Mozilla Community Theme
Last week the localization team deployed a set of customizable web tools as part of an ongoing effort to provide better resources to our communities. The toolkit includes templates for community websites, wikis, blogs, and forums that have all been skinned with a brand new Mozilla Community Theme. This will not only help communities establish their web presence more easily, but it also sets a consistent and professional look across the different community sites that choose to adopt it.
The theme was designed with full flexibility in mind. We wanted to make sure that communities can modify the templates freely and create websites that fit their unique needs. It was also important for the theme to feel “Mozillian” and clearly indicate a connection with the Mozilla Project while still being independent from official web properties like Mozilla.com or Mozilla.org.
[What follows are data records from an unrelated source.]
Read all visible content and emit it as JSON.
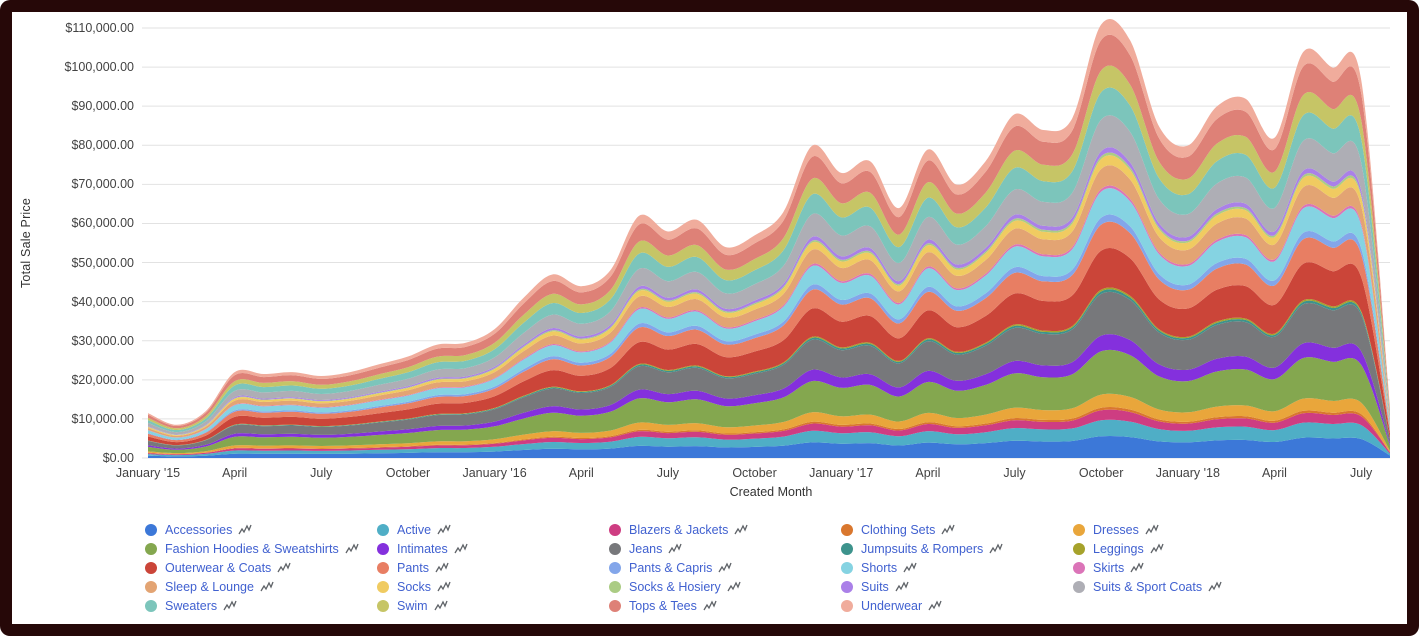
{
  "frame": {
    "border_color": "#260808",
    "card_background": "#ffffff"
  },
  "icons": {
    "legend_item_icon": "trend-sparkline-icon"
  },
  "legend": {
    "text_color": "#4161D0",
    "icon_color": "#5F6368",
    "columns": 5
  },
  "chart_data": {
    "type": "area",
    "stacked": true,
    "title": "",
    "xlabel": "Created Month",
    "ylabel": "Total Sale Price",
    "ylim": [
      0,
      110000
    ],
    "grid": {
      "horizontal": true,
      "vertical": false,
      "color": "#E2E2E2"
    },
    "legend_position": "bottom",
    "y_tick_labels": [
      "$110,000.00",
      "$100,000.00",
      "$90,000.00",
      "$80,000.00",
      "$70,000.00",
      "$60,000.00",
      "$50,000.00",
      "$40,000.00",
      "$30,000.00",
      "$20,000.00",
      "$10,000.00",
      "$0.00"
    ],
    "x_tick_labels": [
      "January '15",
      "April",
      "July",
      "October",
      "January '16",
      "April",
      "July",
      "October",
      "January '17",
      "April",
      "July",
      "October",
      "January '18",
      "April",
      "July"
    ],
    "x_ticks_every_n_months": 3,
    "months": [
      "2015-01",
      "2015-02",
      "2015-03",
      "2015-04",
      "2015-05",
      "2015-06",
      "2015-07",
      "2015-08",
      "2015-09",
      "2015-10",
      "2015-11",
      "2015-12",
      "2016-01",
      "2016-02",
      "2016-03",
      "2016-04",
      "2016-05",
      "2016-06",
      "2016-07",
      "2016-08",
      "2016-09",
      "2016-10",
      "2016-11",
      "2016-12",
      "2017-01",
      "2017-02",
      "2017-03",
      "2017-04",
      "2017-05",
      "2017-06",
      "2017-07",
      "2017-08",
      "2017-09",
      "2017-10",
      "2017-11",
      "2017-12",
      "2018-01",
      "2018-02",
      "2018-03",
      "2018-04",
      "2018-05",
      "2018-06",
      "2018-07",
      "2018-08"
    ],
    "totals_usd": [
      11500,
      8500,
      12000,
      22000,
      21500,
      22000,
      21000,
      22000,
      24000,
      26000,
      29000,
      29500,
      33000,
      41000,
      47000,
      44000,
      48000,
      62000,
      58000,
      61000,
      54000,
      57000,
      63000,
      80000,
      73000,
      76000,
      64000,
      79000,
      70000,
      76000,
      88000,
      84000,
      87000,
      111000,
      107000,
      85000,
      80000,
      90000,
      92000,
      82000,
      104000,
      100000,
      97000,
      13000
    ],
    "series_note": "stacked bottom-to-top in listed order; monthly value = share_of_total x totals_usd for that month (values estimated from pixels)",
    "series": [
      {
        "name": "Accessories",
        "color": "#3C78D8",
        "share_of_total": 0.05
      },
      {
        "name": "Active",
        "color": "#4FAEC6",
        "share_of_total": 0.037
      },
      {
        "name": "Blazers & Jackets",
        "color": "#CE3D82",
        "share_of_total": 0.023
      },
      {
        "name": "Clothing Sets",
        "color": "#D9772E",
        "share_of_total": 0.006
      },
      {
        "name": "Dresses",
        "color": "#E9A63B",
        "share_of_total": 0.03
      },
      {
        "name": "Fashion Hoodies & Sweatshirts",
        "color": "#84A74F",
        "share_of_total": 0.1
      },
      {
        "name": "Intimates",
        "color": "#8430DD",
        "share_of_total": 0.036
      },
      {
        "name": "Jeans",
        "color": "#77787B",
        "share_of_total": 0.096
      },
      {
        "name": "Jumpsuits & Rompers",
        "color": "#3D938C",
        "share_of_total": 0.006
      },
      {
        "name": "Leggings",
        "color": "#A6A22B",
        "share_of_total": 0.004
      },
      {
        "name": "Outerwear & Coats",
        "color": "#CB4539",
        "share_of_total": 0.09
      },
      {
        "name": "Pants",
        "color": "#E87E63",
        "share_of_total": 0.06
      },
      {
        "name": "Pants & Capris",
        "color": "#83A6EA",
        "share_of_total": 0.016
      },
      {
        "name": "Shorts",
        "color": "#85D3E2",
        "share_of_total": 0.06
      },
      {
        "name": "Skirts",
        "color": "#DB74B8",
        "share_of_total": 0.006
      },
      {
        "name": "Sleep & Lounge",
        "color": "#E3A473",
        "share_of_total": 0.046
      },
      {
        "name": "Socks",
        "color": "#F0CB61",
        "share_of_total": 0.023
      },
      {
        "name": "Socks & Hosiery",
        "color": "#ABCC84",
        "share_of_total": 0.006
      },
      {
        "name": "Suits",
        "color": "#AA80E8",
        "share_of_total": 0.012
      },
      {
        "name": "Suits & Sport Coats",
        "color": "#AEAEB5",
        "share_of_total": 0.073
      },
      {
        "name": "Sweaters",
        "color": "#7CC5BB",
        "share_of_total": 0.063
      },
      {
        "name": "Swim",
        "color": "#C6C566",
        "share_of_total": 0.05
      },
      {
        "name": "Tops & Tees",
        "color": "#DE8177",
        "share_of_total": 0.07
      },
      {
        "name": "Underwear",
        "color": "#F0AC9C",
        "share_of_total": 0.036
      }
    ]
  }
}
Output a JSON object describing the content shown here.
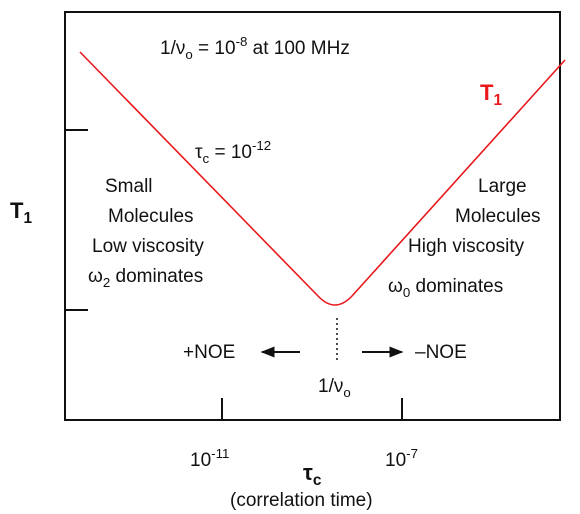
{
  "title": [
    {
      "t": "1/ν"
    },
    {
      "t": "o",
      "s": "sub"
    },
    {
      "t": " = 10"
    },
    {
      "t": "-8",
      "s": "sup"
    },
    {
      "t": " at 100 MHz"
    }
  ],
  "curve_label": [
    {
      "t": "T"
    },
    {
      "t": "1",
      "s": "sub"
    }
  ],
  "minimum_label": [
    {
      "t": "τ"
    },
    {
      "t": "c",
      "s": "sub"
    },
    {
      "t": " = 10"
    },
    {
      "t": "-12",
      "s": "sup"
    }
  ],
  "left_region": {
    "line1": [
      {
        "t": "Small"
      }
    ],
    "line2": [
      {
        "t": "Molecules"
      }
    ],
    "line3": [
      {
        "t": "Low viscosity"
      }
    ],
    "line4": [
      {
        "t": "ω"
      },
      {
        "t": "2",
        "s": "sub"
      },
      {
        "t": " dominates"
      }
    ]
  },
  "right_region": {
    "line1": [
      {
        "t": "Large"
      }
    ],
    "line2": [
      {
        "t": "Molecules"
      }
    ],
    "line3": [
      {
        "t": "High viscosity"
      }
    ],
    "line4": [
      {
        "t": "ω"
      },
      {
        "t": "0",
        "s": "sub"
      },
      {
        "t": " dominates"
      }
    ]
  },
  "y_axis_label": [
    {
      "t": "T"
    },
    {
      "t": "1",
      "s": "sub"
    }
  ],
  "positive_noe": [
    {
      "t": "+NOE"
    }
  ],
  "negative_noe": [
    {
      "t": "–NOE"
    }
  ],
  "crossover_label": [
    {
      "t": "1/ν"
    },
    {
      "t": "o",
      "s": "sub"
    }
  ],
  "x_tick_1": [
    {
      "t": "10"
    },
    {
      "t": "-11",
      "s": "sup"
    }
  ],
  "x_tick_2": [
    {
      "t": "10"
    },
    {
      "t": "-7",
      "s": "sup"
    }
  ],
  "x_axis_label": [
    {
      "t": "τ"
    },
    {
      "t": "c",
      "s": "sub"
    }
  ],
  "x_axis_note": [
    {
      "t": "(correlation time)"
    }
  ]
}
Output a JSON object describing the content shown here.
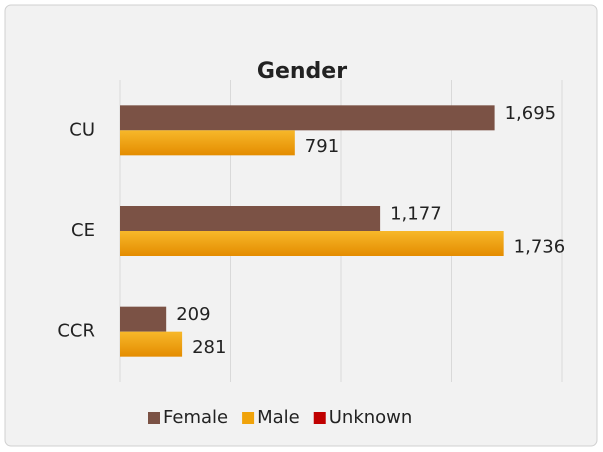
{
  "chart_data": {
    "type": "barh",
    "title": "Gender",
    "categories": [
      "CU",
      "CE",
      "CCR"
    ],
    "series": [
      {
        "name": "Female",
        "color": "#7b5245",
        "values": [
          1695,
          1177,
          209
        ],
        "value_labels": [
          "1,695",
          "1,177",
          "209"
        ]
      },
      {
        "name": "Male",
        "color": "#f0a30a",
        "values": [
          791,
          1736,
          281
        ],
        "value_labels": [
          "791",
          "1,736",
          "281"
        ]
      },
      {
        "name": "Unknown",
        "color": "#c00000",
        "values": [
          0,
          0,
          0
        ]
      }
    ],
    "xlim": [
      0,
      2000
    ],
    "xticks": [
      0,
      500,
      1000,
      1500,
      2000
    ],
    "grid": true,
    "legend": "bottom"
  }
}
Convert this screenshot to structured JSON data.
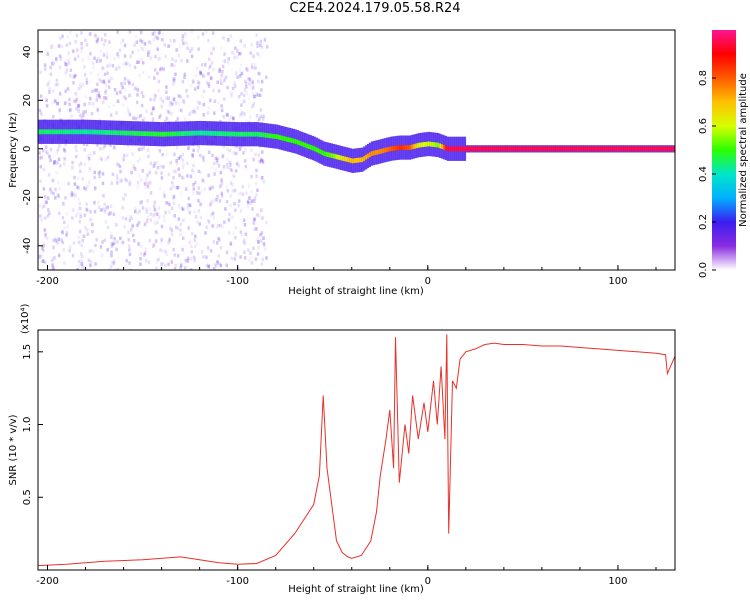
{
  "page": {
    "title": "C2E4.2024.179.05.58.R24"
  },
  "colors": {
    "snr_line": "#e8312a",
    "colormap": [
      "#ffffff",
      "#8a2be2",
      "#3b1ef0",
      "#00b0ff",
      "#00e6c8",
      "#2cff00",
      "#d7ff00",
      "#ffc000",
      "#ff5a00",
      "#ff0000",
      "#ff1493"
    ]
  },
  "chart_data": [
    {
      "type": "heatmap",
      "title": "C2E4.2024.179.05.58.R24",
      "xlabel": "Height of straight line (km)",
      "ylabel": "Frequency (Hz)",
      "xlim": [
        -205,
        130
      ],
      "ylim": [
        -50,
        49
      ],
      "x_ticks": [
        -200,
        -100,
        0,
        100
      ],
      "y_ticks": [
        -40,
        -20,
        0,
        20,
        40
      ],
      "grid": false,
      "colorbar": {
        "label": "Normalized spectral amplitude",
        "range": [
          0,
          1
        ],
        "ticks": [
          "0.0",
          "0.2",
          "0.4",
          "0.6",
          "0.8"
        ]
      },
      "ridge": {
        "x": [
          -205,
          -180,
          -160,
          -140,
          -120,
          -100,
          -90,
          -80,
          -70,
          -60,
          -55,
          -50,
          -45,
          -40,
          -35,
          -30,
          -25,
          -20,
          -15,
          -10,
          -5,
          0,
          5,
          10,
          20,
          130
        ],
        "freq": [
          7,
          7,
          6.5,
          6,
          6.5,
          6,
          6,
          5,
          3,
          0,
          -2,
          -3,
          -4,
          -5,
          -4.5,
          -2,
          -1,
          0,
          0.5,
          0.5,
          1.5,
          2,
          1.5,
          0,
          0,
          0
        ],
        "amplitude": [
          0.45,
          0.42,
          0.45,
          0.48,
          0.42,
          0.45,
          0.45,
          0.5,
          0.5,
          0.5,
          0.5,
          0.55,
          0.65,
          0.7,
          0.7,
          0.75,
          0.75,
          0.8,
          0.85,
          0.8,
          0.6,
          0.6,
          0.55,
          0.95,
          0.95,
          0.95
        ]
      }
    },
    {
      "type": "line",
      "xlabel": "Height of straight line (km)",
      "ylabel": "SNR (10 * v/v)",
      "y_multiplier": "(x10⁴)",
      "xlim": [
        -205,
        130
      ],
      "ylim": [
        0,
        16500
      ],
      "x_ticks": [
        -200,
        -100,
        0,
        100
      ],
      "y_ticks": [
        5000,
        10000,
        15000
      ],
      "y_tick_labels": [
        "0.5",
        "1.0",
        "1.5"
      ],
      "grid": false,
      "series": [
        {
          "x": [
            -205,
            -190,
            -170,
            -150,
            -130,
            -120,
            -110,
            -100,
            -90,
            -80,
            -70,
            -65,
            -60,
            -57,
            -55,
            -53,
            -50,
            -48,
            -45,
            -42,
            -40,
            -35,
            -30,
            -27,
            -25,
            -22,
            -20,
            -18,
            -17,
            -15,
            -12,
            -10,
            -8,
            -5,
            -2,
            0,
            3,
            5,
            7,
            9,
            10,
            11,
            13,
            15,
            17,
            20,
            25,
            30,
            35,
            40,
            50,
            60,
            70,
            80,
            90,
            100,
            110,
            120,
            125,
            126,
            130
          ],
          "values": [
            300,
            400,
            600,
            700,
            900,
            700,
            500,
            400,
            450,
            1000,
            2500,
            3500,
            4500,
            6500,
            12000,
            7000,
            4000,
            2000,
            1200,
            900,
            800,
            1000,
            2000,
            4000,
            6500,
            9000,
            11000,
            7000,
            16000,
            6000,
            10000,
            8000,
            12000,
            9000,
            11500,
            9500,
            13000,
            10000,
            14000,
            9000,
            16200,
            2500,
            13000,
            12500,
            14500,
            15000,
            15200,
            15500,
            15600,
            15500,
            15500,
            15400,
            15400,
            15300,
            15200,
            15100,
            15000,
            14900,
            14800,
            13500,
            14700
          ]
        }
      ]
    }
  ]
}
Finding the right balance between this Mozillian influence and community freedom was definitely a challenge. We needed to capture the appropriate brand elements of Mozilla and present them in a way that wouldn’t get diluted with customization.
The solution included a new logo to serve as the unifying visual identity for all community efforts within the Mozilla ecosystem. As an alternative, the header bars also offer a combination of Mozilla and community branding. These can be deployed separately from the theme and used as a common link between community sites.
For the rest of the page, we looked at the content structure of existing websites to make sure the theme accommodates all the expected functionality and supports the more complex, dense websites that larger communities have. We tested various layouts and documented our progress along the way, incorporating your feedback into the final design. Here is a mock-up of the theme as applied to a simple website:
What you see of course, is just one example. The color scheme, masthead, layout grid, and virtually anything else…can all be changed. Gandalf has set up a customization tool that begins to demonstrate the full range of this flexibility, and will be providing more details on implementation through his blog. You can also dig through the source code and upstream your own modifications.
I think the resulting theme looks absolutely awesome (especially the logo) and I’m really excited to finally see these published. I know that both Seth and Gandalf have been working on this project for a very long time, and I enjoyed working with them in leading the creative direction of the themes. I also wanted to thank Tim Hogan, Stephanie Bankhead, Amit Patel, and Jessica Foster from The Royal Order design team who helped us create the visual theme.